The Company will need to raise additional funds for the Platform Acquisition in the form of equity and/or debt. Depending on the constitution of Safe Harbour’s shareholder register, it is possible that equity fundraising for these purposes will, subject to the necessary shareholder approval, be carried out on a non-pre-emptive basis to allow for the diversification of the Company’s shareholder register and to obtain sufficient equity funding.

The Directors do not currently intend to propose any material changes to the Company’s Investment Policy, save in the case of exceptional or unforeseen circumstances. Any material change to the Investment Policy will be made only with the approval of shareholders.

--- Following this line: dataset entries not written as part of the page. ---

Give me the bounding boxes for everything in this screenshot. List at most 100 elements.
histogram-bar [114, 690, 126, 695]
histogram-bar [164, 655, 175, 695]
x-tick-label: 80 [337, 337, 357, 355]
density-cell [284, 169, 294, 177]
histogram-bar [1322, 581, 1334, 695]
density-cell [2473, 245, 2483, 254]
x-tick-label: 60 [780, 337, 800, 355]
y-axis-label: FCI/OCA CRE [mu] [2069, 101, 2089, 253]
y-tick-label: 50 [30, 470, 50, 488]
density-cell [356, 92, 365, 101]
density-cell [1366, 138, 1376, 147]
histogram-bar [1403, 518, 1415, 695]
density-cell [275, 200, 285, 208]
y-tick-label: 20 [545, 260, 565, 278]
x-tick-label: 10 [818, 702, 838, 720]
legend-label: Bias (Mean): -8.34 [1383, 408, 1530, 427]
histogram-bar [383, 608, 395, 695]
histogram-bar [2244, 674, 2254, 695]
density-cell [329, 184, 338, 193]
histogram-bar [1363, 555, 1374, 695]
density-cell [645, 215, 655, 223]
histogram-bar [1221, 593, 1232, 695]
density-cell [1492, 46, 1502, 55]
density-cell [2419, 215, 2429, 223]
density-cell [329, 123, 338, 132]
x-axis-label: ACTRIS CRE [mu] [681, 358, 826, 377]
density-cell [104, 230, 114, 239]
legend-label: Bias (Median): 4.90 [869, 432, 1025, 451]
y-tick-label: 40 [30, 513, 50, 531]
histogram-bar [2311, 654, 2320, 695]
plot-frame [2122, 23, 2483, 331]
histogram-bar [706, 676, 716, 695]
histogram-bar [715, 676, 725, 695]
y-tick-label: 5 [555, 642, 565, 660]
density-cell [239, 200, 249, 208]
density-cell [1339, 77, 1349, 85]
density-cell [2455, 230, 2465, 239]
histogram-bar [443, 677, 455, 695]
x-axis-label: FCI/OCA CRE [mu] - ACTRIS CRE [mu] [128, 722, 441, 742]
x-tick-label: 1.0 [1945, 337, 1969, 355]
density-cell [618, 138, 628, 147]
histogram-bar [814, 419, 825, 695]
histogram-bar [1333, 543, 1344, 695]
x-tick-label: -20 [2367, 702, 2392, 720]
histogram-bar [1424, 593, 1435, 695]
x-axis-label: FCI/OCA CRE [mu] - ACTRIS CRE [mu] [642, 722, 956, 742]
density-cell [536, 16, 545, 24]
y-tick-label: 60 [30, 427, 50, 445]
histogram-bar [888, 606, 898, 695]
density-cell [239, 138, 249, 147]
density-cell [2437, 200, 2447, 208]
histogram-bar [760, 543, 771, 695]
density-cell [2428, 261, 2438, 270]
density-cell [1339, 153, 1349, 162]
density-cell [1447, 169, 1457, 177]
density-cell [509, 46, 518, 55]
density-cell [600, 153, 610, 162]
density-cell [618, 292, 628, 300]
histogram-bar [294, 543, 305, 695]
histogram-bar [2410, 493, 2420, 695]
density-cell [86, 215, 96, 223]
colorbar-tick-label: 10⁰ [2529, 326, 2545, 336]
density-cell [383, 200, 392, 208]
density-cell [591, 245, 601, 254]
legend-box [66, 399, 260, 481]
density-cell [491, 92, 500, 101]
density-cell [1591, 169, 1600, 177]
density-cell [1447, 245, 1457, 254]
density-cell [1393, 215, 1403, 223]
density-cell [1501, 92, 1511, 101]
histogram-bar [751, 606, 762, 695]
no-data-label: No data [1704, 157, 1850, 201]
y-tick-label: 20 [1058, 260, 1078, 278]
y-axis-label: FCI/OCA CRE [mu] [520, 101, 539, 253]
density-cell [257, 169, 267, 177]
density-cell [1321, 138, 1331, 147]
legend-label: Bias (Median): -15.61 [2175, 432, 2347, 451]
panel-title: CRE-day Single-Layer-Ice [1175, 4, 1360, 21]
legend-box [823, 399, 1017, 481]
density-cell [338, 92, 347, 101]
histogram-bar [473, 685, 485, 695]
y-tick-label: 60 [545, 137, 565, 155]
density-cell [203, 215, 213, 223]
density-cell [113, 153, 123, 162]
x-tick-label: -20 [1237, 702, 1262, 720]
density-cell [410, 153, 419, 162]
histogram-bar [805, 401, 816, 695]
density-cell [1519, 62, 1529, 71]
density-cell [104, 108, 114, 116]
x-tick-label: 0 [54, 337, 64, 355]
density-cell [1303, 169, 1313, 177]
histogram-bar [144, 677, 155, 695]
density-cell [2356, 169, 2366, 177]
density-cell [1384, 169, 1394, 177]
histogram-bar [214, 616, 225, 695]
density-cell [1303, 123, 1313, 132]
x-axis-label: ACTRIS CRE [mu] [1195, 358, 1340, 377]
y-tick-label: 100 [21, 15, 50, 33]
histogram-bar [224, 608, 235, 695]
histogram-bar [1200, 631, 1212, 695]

In accordance with the AIM Rules for Companies, if the Company fails to make an acquisition or has not substantially implemented its Investment Policy within 18 months of Admission, the Company will seek shareholder approval for its Investment Policy at each subsequent annual general meeting until such time as there has been an acquisition or the Investment Policy has been substantially implemented. The Directors will, at any subsequent annual general meeting, consider whether to wind up the Company and return funds (after payment of the expenses and liabilities of the Company) to shareholders.